Like the period gene’s protein, the Huntington gene’s protein works with a second protein that acts as its partner. Its partner is a protein called glyceraldehyde-3 phosphate dehydrogenase, which is an enzyme that does many kinds of housekeeping work in the cell. When the Huntington gene’s protein carries many extra repeats, it binds more tightly than normal to its partner, like two gears jamming, in what eventually becomes a fatal embrace. In other human genes, these same CAG repeats can cause other problems, a whole Merck Manual of nervous disorders, including various kinds of ataxia and muscular atrophy.
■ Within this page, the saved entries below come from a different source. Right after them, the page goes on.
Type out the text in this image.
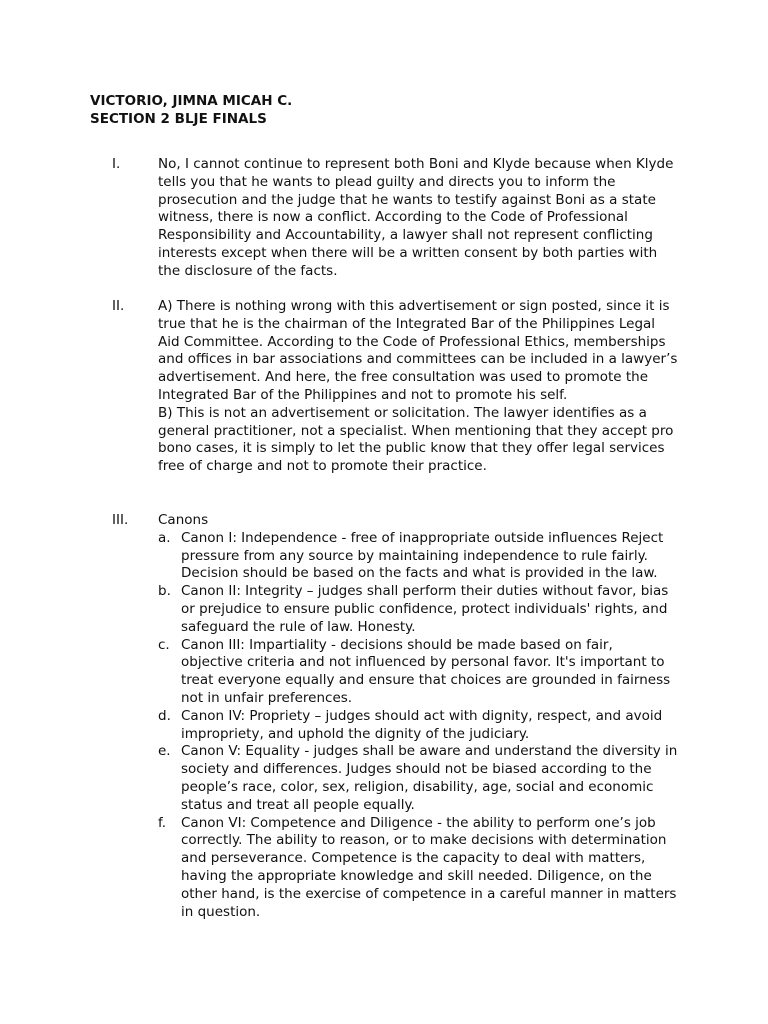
VICTORIO, JIMNA MICAH C.
SECTION 2 BLJE FINALS
I.	No, I cannot continue to represent both Boni and Klyde because when Klyde tells you that he wants to plead guilty and directs you to inform the prosecution and the judge that he wants to testify against Boni as a state witness, there is now a conflict. According to the Code of Professional Responsibility and Accountability, a lawyer shall not represent conflicting interests except when there will be a written consent by both parties with the disclosure of the facts.

II. A) There is nothing wrong with this advertisement or sign posted, since it is true that he is the chairman of the Integrated Bar of the Philippines Legal Aid Committee. According to the Code of Professional Ethics, memberships and offices in bar associations and committees can be included in a lawyer’s advertisement. And here, the free consultation was used to promote the Integrated Bar of the Philippines and not to promote his self.

B) This is not an advertisement or solicitation. The lawyer identifies as a general practitioner, not a specialist. When mentioning that they accept pro bono cases, it is simply to let the public know that they offer legal services free of charge and not to promote their practice.

III. Canons

a. Canon I: Independence - free of inappropriate outside influences Reject pressure from any source by maintaining independence to rule fairly. Decision should be based on the facts and what is provided in the law.
b. Canon II: Integrity – judges shall perform their duties without favor, bias or prejudice to ensure public confidence, protect individuals' rights, and safeguard the rule of law. Honesty.
c. Canon III: Impartiality - decisions should be made based on fair, objective criteria and not influenced by personal favor. It's important to treat everyone equally and ensure that choices are grounded in fairness not in unfair preferences.
d. Canon IV: Propriety – judges should act with dignity, respect, and avoid impropriety, and uphold the dignity of the judiciary.
e. Canon V: Equality - judges shall be aware and understand the diversity in society and differences. Judges should not be biased according to the people’s race, color, sex, religion, disability, age, social and economic status and treat all people equally.
f. Canon VI: Competence and Diligence - the ability to perform one’s job correctly. The ability to reason, or to make decisions with determination and perseverance. Competence is the capacity to deal with matters, having the appropriate knowledge and skill needed. Diligence, on the other hand, is the exercise of competence in a careful manner in matters in question.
In this way, by following the molecules, biologists are beginning to trace some of the first links from human molecules to human behavior, beginning with aberrant behavior, as in Benzer’s Fly Room. But even at the century’s close, molecular geneticists still knew so little about the Huntington complex that Nancy Wexler, a biologist who had helped begin the search for the gene and whose mother had died of the disease, refused to take a test to find out how long her own number of repeats might be. No one could do anything to help her if she had a long number of repeats, and she decided that she did not want to know.